Сейчас никому и в голову не придёт, что Ульяна Викторовна Питковская (фамилия по мужу, которую я внутренне никак не могу принять; для меня она так и останется навсегда Уленькой Максимовой), что Ульяна Викторовна, главный технолог консервного завода имени Первого мая, не на месте. Ульяна Викторовна? Не на месте? Ничего глупее вроде бы и не сморозишь, а между тем я убежден, что с не меньшим, если не с большим успехом она могла бы заниматься другим делом.
Этим я ничуть не умаляю её заслуг. Я сам был свидетелем, как скромная и все ещё по–девичьи угловатая Уленька Максимова «выбивала» для детских консервов вишню. Прежде это не было дефицитом, хозяйства завозили вишни столько, что маломощный тогда заводик не успевал перерабатывать её на компоты и варенье и гнал на вино (я ещё помню это вишнёвое вино, оно пылилось, несмотря на дешевизну — двенадцать пятьдесят старыми деньгами! — во всех светопольских магазинах), но в последние годы сады, особенно косточковые, стали нещадно вырубать, и ныне заводу не из чего делать не то что компоты или варенья, но даже комбинированное пюре для детского питания. А тут ещё небывалая зима 1978/79 года, которая хотя и свирепствовала в основном в средней полосе, но ледяные ветры дотянулись и до нас и бандитски пооголили наши восточные и северные районы. Лишь юг да знаменитая Алафьевская долина убереглись от северного разбоя. Но разве в состоянии они накормить всех? Летом 1979 года кило вишни стоило на светопольском рынке три рубля — цена неслыханная для наших южных краёв, а завод имел право заплатить за тот же килограмм лишь четыре гривенника. Такова официальная закупочная цена, объясняла Уленька со вздохом.
На мели оказались консервщики. Лишь яблоки везли им — ранние, непригодные для долгого хранения сорта. Завод перерабатывал их на джем, компоты и пюре для детского питания, но что стоит подобное пюре без добавления вишни? Кое‑кто предлагал заменить её эссенцией, но главный технолог категорически запротестовала. Сама отправилась по хозяйствам — к директорам совхозов и председателям колхозов, и те скрепя сердце уступали с явным ущербом для себя.

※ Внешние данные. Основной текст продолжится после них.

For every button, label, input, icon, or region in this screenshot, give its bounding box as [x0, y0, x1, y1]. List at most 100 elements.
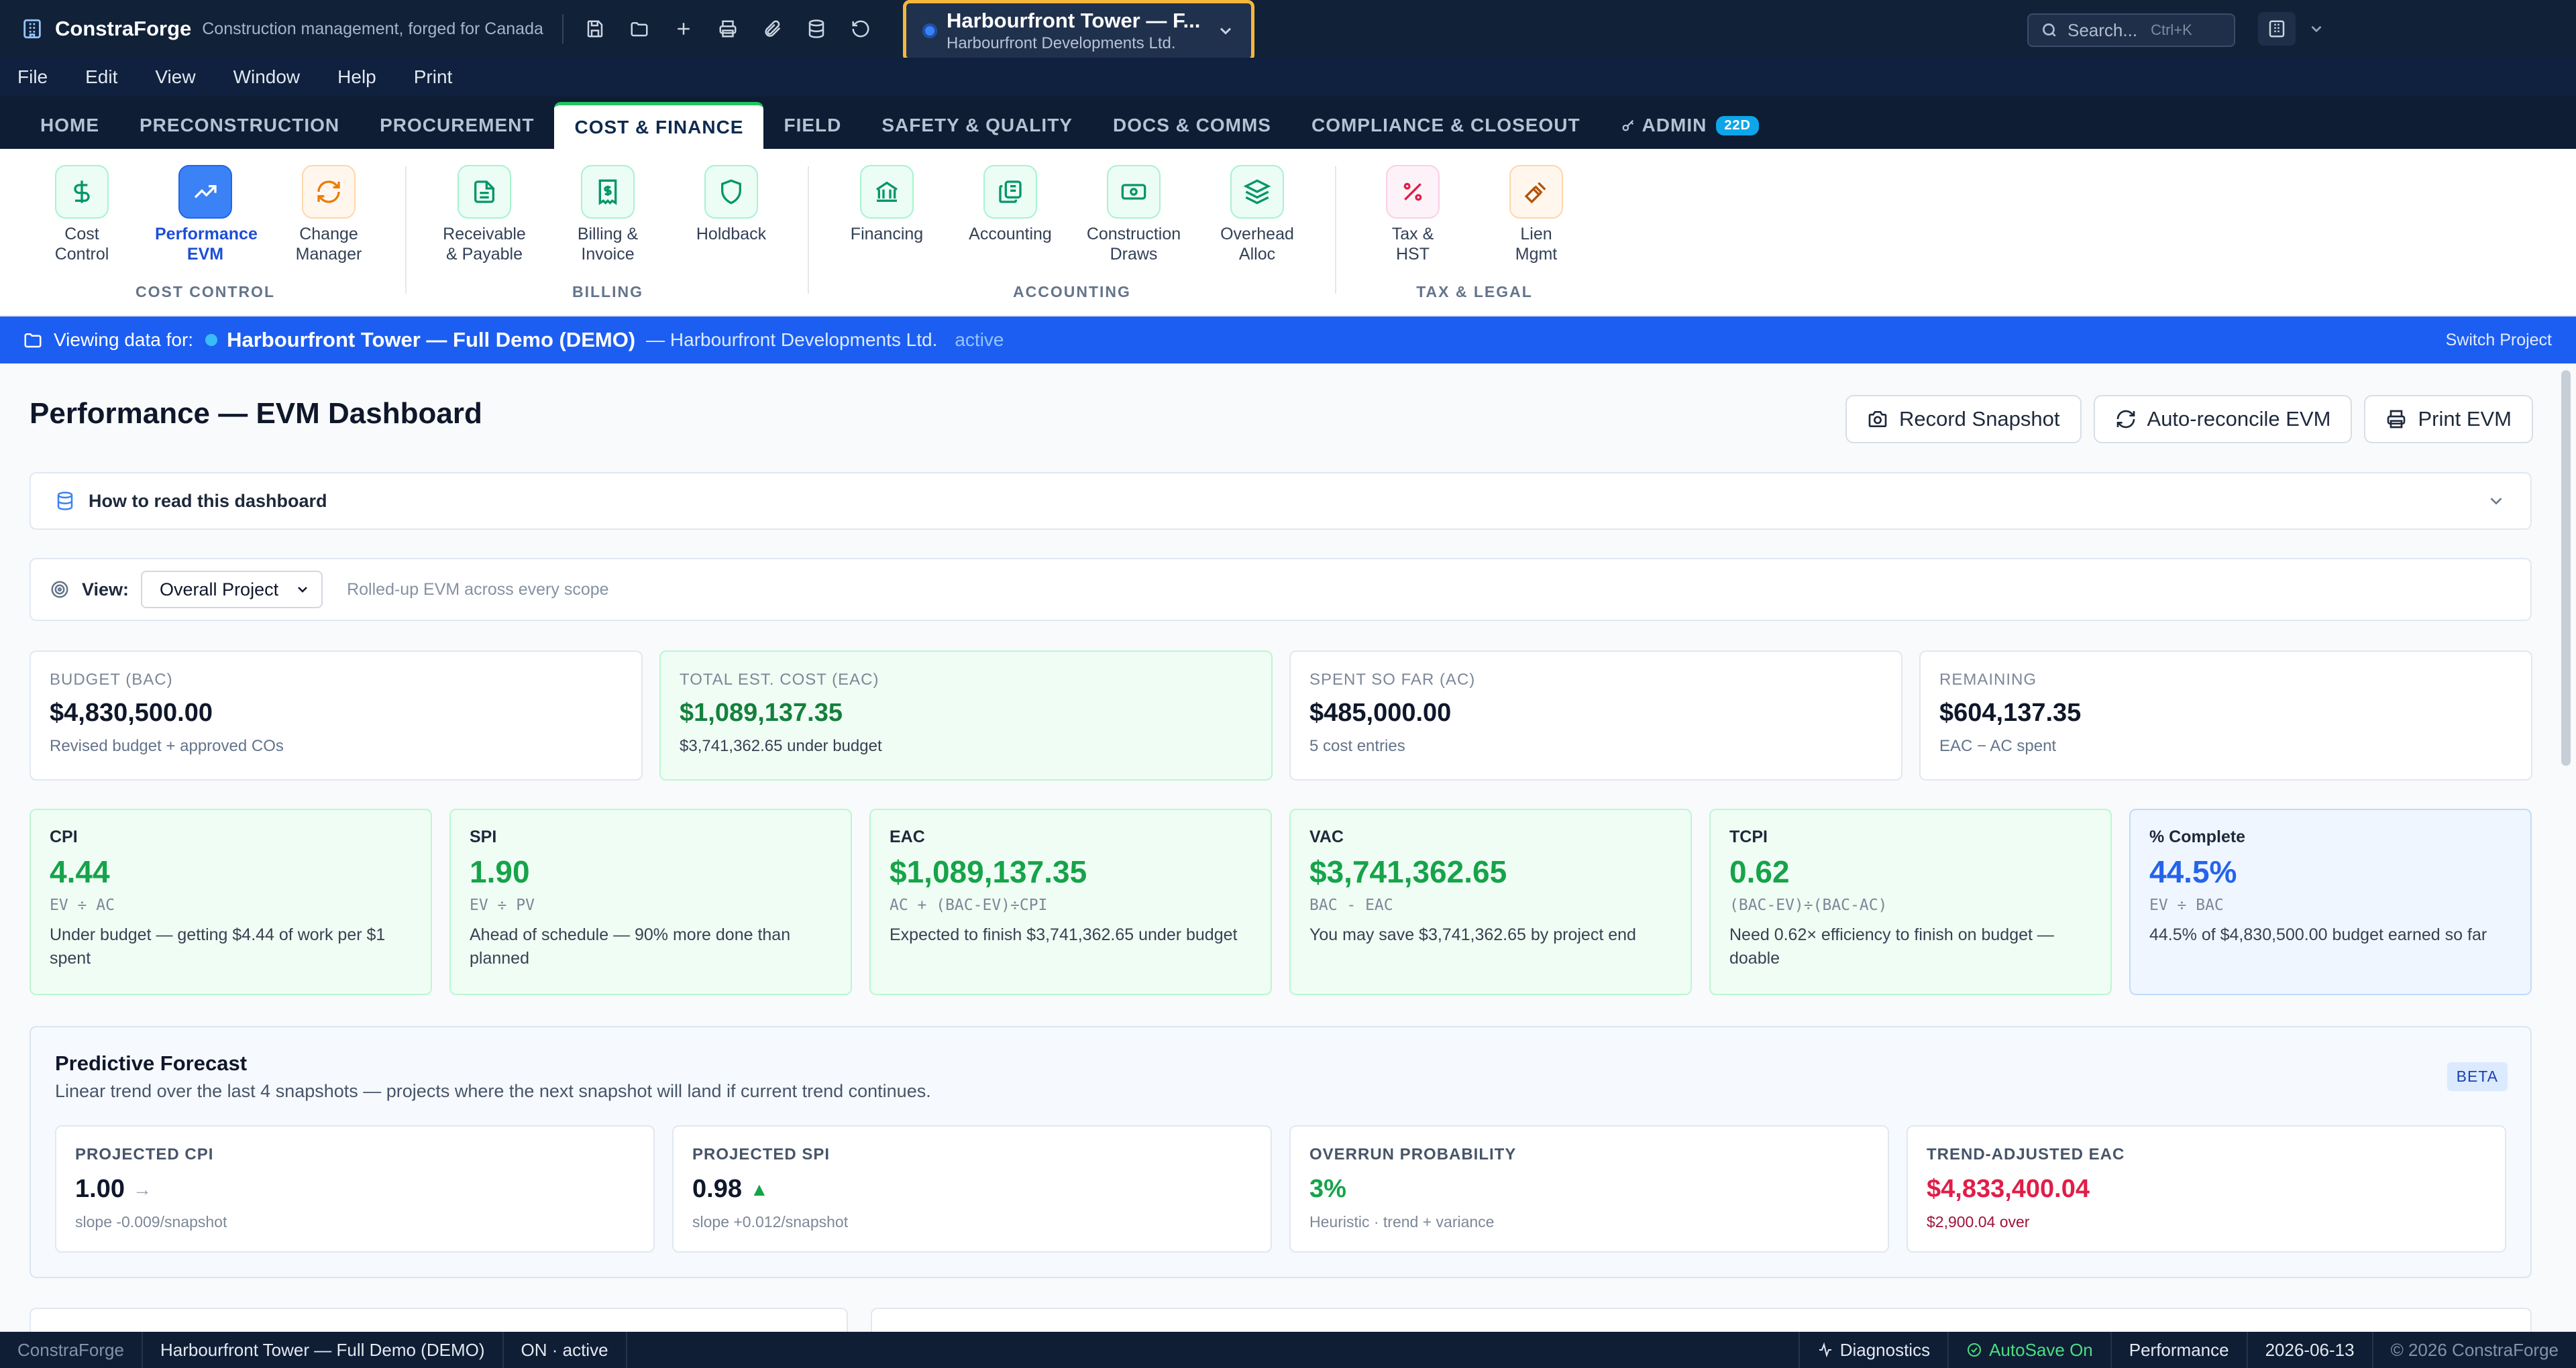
menu-print[interactable]: Print — [414, 66, 453, 88]
menu-help[interactable]: Help — [337, 66, 376, 88]
ribbon-performance-evm[interactable]: Performance EVM — [152, 165, 259, 264]
database-icon[interactable] — [804, 16, 829, 42]
tab-field[interactable]: FIELD — [763, 102, 861, 149]
switch-project-link[interactable]: Switch Project — [2446, 331, 2552, 350]
beta-badge: BETA — [2447, 1062, 2508, 1091]
forecast-value: $4,833,400.04 — [1927, 1175, 2090, 1203]
tab-safety-quality[interactable]: SAFETY & QUALITY — [861, 102, 1093, 149]
tab-docs-comms[interactable]: DOCS & COMMS — [1093, 102, 1291, 149]
ribbon-group-cost-control: COST CONTROL — [136, 283, 275, 300]
quick-toolbar — [582, 16, 873, 42]
panel-partial — [871, 1308, 2532, 1332]
percent-icon — [1386, 165, 1440, 219]
scrollbar[interactable] — [2561, 370, 2571, 766]
tab-procurement[interactable]: PROCUREMENT — [360, 102, 554, 149]
menu-view[interactable]: View — [155, 66, 195, 88]
tab-label: DOCS & COMMS — [1112, 115, 1271, 135]
print-icon[interactable] — [715, 16, 741, 42]
print-evm-button[interactable]: Print EVM — [2364, 395, 2533, 443]
metric-card-percent-complete: % Complete 44.5% EV ÷ BAC 44.5% of $4,83… — [2129, 809, 2532, 995]
search-input[interactable]: Search... Ctrl+K — [2027, 13, 2235, 47]
chevron-down-icon — [1216, 21, 1235, 40]
tab-preconstruction[interactable]: PRECONSTRUCTION — [119, 102, 360, 149]
ribbon-divider — [405, 166, 407, 294]
auto-reconcile-button[interactable]: Auto-reconcile EVM — [2093, 395, 2353, 443]
tab-cost-finance[interactable]: COST & FINANCE — [554, 102, 764, 149]
summary-label: REMAINING — [1939, 671, 2037, 689]
panel-partial — [30, 1308, 848, 1332]
metric-card-vac: VAC $3,741,362.65 BAC - EAC You may save… — [1289, 809, 1692, 995]
view-select-value: Overall Project — [160, 579, 279, 600]
undo-icon[interactable] — [848, 16, 873, 42]
brand[interactable]: ConstraForge Construction management, fo… — [19, 15, 543, 42]
banknote-icon — [1107, 165, 1161, 219]
company-switch-button[interactable] — [2258, 12, 2296, 46]
ribbon-financing[interactable]: Financing — [833, 165, 941, 244]
project-selector[interactable]: Harbourfront Tower — F... Harbourfront D… — [903, 0, 1254, 62]
print-icon — [2385, 408, 2407, 430]
tab-home[interactable]: HOME — [20, 102, 119, 149]
summary-value: $4,830,500.00 — [50, 699, 213, 727]
autosave-status[interactable]: AutoSave On — [1947, 1332, 2110, 1368]
chevron-down-icon[interactable] — [2308, 20, 2325, 38]
menu-window[interactable]: Window — [233, 66, 301, 88]
trend-flat-icon: → — [132, 1178, 152, 1200]
ribbon-group-tax-legal: TAX & LEGAL — [1416, 283, 1533, 300]
forecast-title: Predictive Forecast — [55, 1051, 248, 1075]
forecast-value: 1.00 — [75, 1175, 125, 1203]
ribbon-accounting[interactable]: Accounting — [957, 165, 1064, 244]
search-placeholder: Search... — [2068, 19, 2138, 40]
view-select[interactable]: Overall Project — [141, 571, 323, 608]
page-title: Performance — EVM Dashboard — [30, 397, 482, 430]
project-context-banner: Viewing data for: Harbourfront Tower — F… — [0, 317, 2576, 363]
save-icon[interactable] — [582, 16, 608, 42]
main-content: Performance — EVM Dashboard Record Snaps… — [0, 363, 2576, 1332]
metric-formula: (BAC-EV)÷(BAC-AC) — [1729, 897, 1888, 914]
forecast-label: PROJECTED SPI — [692, 1145, 830, 1163]
attach-icon[interactable] — [759, 16, 785, 42]
ribbon-holdback[interactable]: Holdback — [678, 165, 785, 244]
diagnostics-button[interactable]: Diagnostics — [1798, 1332, 1947, 1368]
trending-up-icon — [178, 165, 232, 219]
search-shortcut: Ctrl+K — [2151, 21, 2192, 38]
ribbon-billing-invoice[interactable]: Billing & Invoice — [554, 165, 661, 264]
tab-label: FIELD — [784, 115, 842, 135]
refresh-icon — [2115, 408, 2137, 430]
open-folder-icon[interactable] — [627, 16, 652, 42]
summary-card-remaining: REMAINING $604,137.35 EAC − AC spent — [1919, 650, 2532, 781]
tab-admin[interactable]: ADMIN 22D — [1601, 102, 1779, 149]
ribbon-tax-hst[interactable]: Tax & HST — [1359, 165, 1466, 264]
menu-file[interactable]: File — [17, 66, 48, 88]
document-icon — [458, 165, 511, 219]
ribbon-label: Overhead Alloc — [1220, 225, 1294, 264]
database-icon — [55, 491, 75, 511]
metric-value: $3,741,362.65 — [1309, 854, 1507, 889]
refresh-icon — [302, 165, 356, 219]
ribbon-construction-draws[interactable]: Construction Draws — [1080, 165, 1187, 264]
ribbon-label: Tax & HST — [1391, 225, 1434, 264]
metric-label: % Complete — [2149, 828, 2246, 846]
page-actions: Record Snapshot Auto-reconcile EVM Print… — [1845, 395, 2533, 443]
status-module: Performance — [2110, 1332, 2247, 1368]
status-project: Harbourfront Tower — Full Demo (DEMO) — [143, 1332, 504, 1368]
tab-label: PRECONSTRUCTION — [140, 115, 340, 135]
record-snapshot-button[interactable]: Record Snapshot — [1845, 395, 2082, 443]
forecast-subtitle: Linear trend over the last 4 snapshots —… — [55, 1081, 931, 1101]
app-tagline: Construction management, forged for Cana… — [202, 19, 543, 38]
ribbon-change-manager[interactable]: Change Manager — [275, 165, 382, 264]
ribbon-overhead-alloc[interactable]: Overhead Alloc — [1203, 165, 1311, 264]
new-icon[interactable] — [671, 16, 696, 42]
view-hint: Rolled-up EVM across every scope — [347, 579, 609, 599]
ribbon-receivable-payable[interactable]: Receivable & Payable — [431, 165, 538, 264]
forecast-card-trend-adjusted-eac: TREND-ADJUSTED EAC $4,833,400.04 $2,900.… — [1907, 1125, 2506, 1253]
menu-edit[interactable]: Edit — [85, 66, 117, 88]
ribbon-cost-control[interactable]: Cost Control — [28, 165, 136, 264]
menu-bar: File Edit View Window Help Print — [0, 58, 2576, 97]
bank-icon — [860, 165, 914, 219]
ribbon-lien-mgmt[interactable]: Lien Mgmt — [1483, 165, 1590, 264]
dollar-icon — [55, 165, 109, 219]
forecast-label: PROJECTED CPI — [75, 1145, 214, 1163]
how-to-read-accordion[interactable]: How to read this dashboard — [30, 472, 2532, 530]
metric-value: 4.44 — [50, 854, 110, 889]
tab-compliance-closeout[interactable]: COMPLIANCE & CLOSEOUT — [1291, 102, 1601, 149]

Она располагала к себе людей — я столько раз убеждался в этом. Стоило всплыть в разговоре её имени, расслаблялись мускулы лица, напряжение спадало — на секунду о всех своих треволнениях забывал человек и говорил улыбаясь: «Как она там? Привет передавайте — увидите». И хоть бы кто прибавил шаблонное: «Если помнит меня». Уверены были: помнит.
Мало кто из нас, мальчишек, отваживался ухаживать за ней. А она? Её спокойная доброжелательность никого не выделяла, равномерно распределяясь между всеми, кто её окружал. Отсюда, полагаю я, и ощущение той праздничной лёгкости, какое вызывала в вас эта напряженночуткая и приветливая, не защищённая в своём сострадательном внимании к вам девочка. Но час настал, и её тоже закружило. Лет девятнадцать было ей, не больше. Он занимался спелеологией, и это, заметьте, несмотря на хромоту, которая осталась у него после перенесённого в детстве полиомиелита. Вот, пожалуй, все, что мне известно о нем.
Пещеры располагались в тридцати километрах от Светополя. Я бывал тут неоднократно, и не только в детстве, но и уже взрослым, когда приезжал на каникулы домой. Именно тут продемонстрировал однажды чудеса выносливости Дмитрий Филиппович, мой пенсионных лет дядя, которого прельстили не столько подземные чудеса, сколько почти дармовые абрикосы, которыми некогда славились эти места.
Предводимые быстроногой и весёлой девушкой–спелеологом, мы где ползком, где на карачках проделали трудный и длинный путь до подземного озера, и замыкающий шествие худой старик ни разу не поотстал и не пожаловался на усталость. Мы восхищались им. Но мы не знали, что в нашей компании есть человек, который достоин ещё большего удивления. То была Инга, молодая (по супружескому стажу; а так, чего греха таить, она казалась нам старухой) жена двадцатидвухлетнего Женьки Максимова. Она была беременна, о чем мы, разумеется, не подозревали, да и кому бы пришло в голову это, — так неутомим был её интерес к бесконечным сифонам, колодцам, гротам и залам, которые носили самые экзотические названия. Все уже пресытились ими и хотели наверх, к солнцу, где ждала изумительная еда на лужайке между поросшими мхом обломками скал и вековыми дубами, с которых свисали узловатые лианы, а эта неугомонная женщина все тянула и тянула вперёд.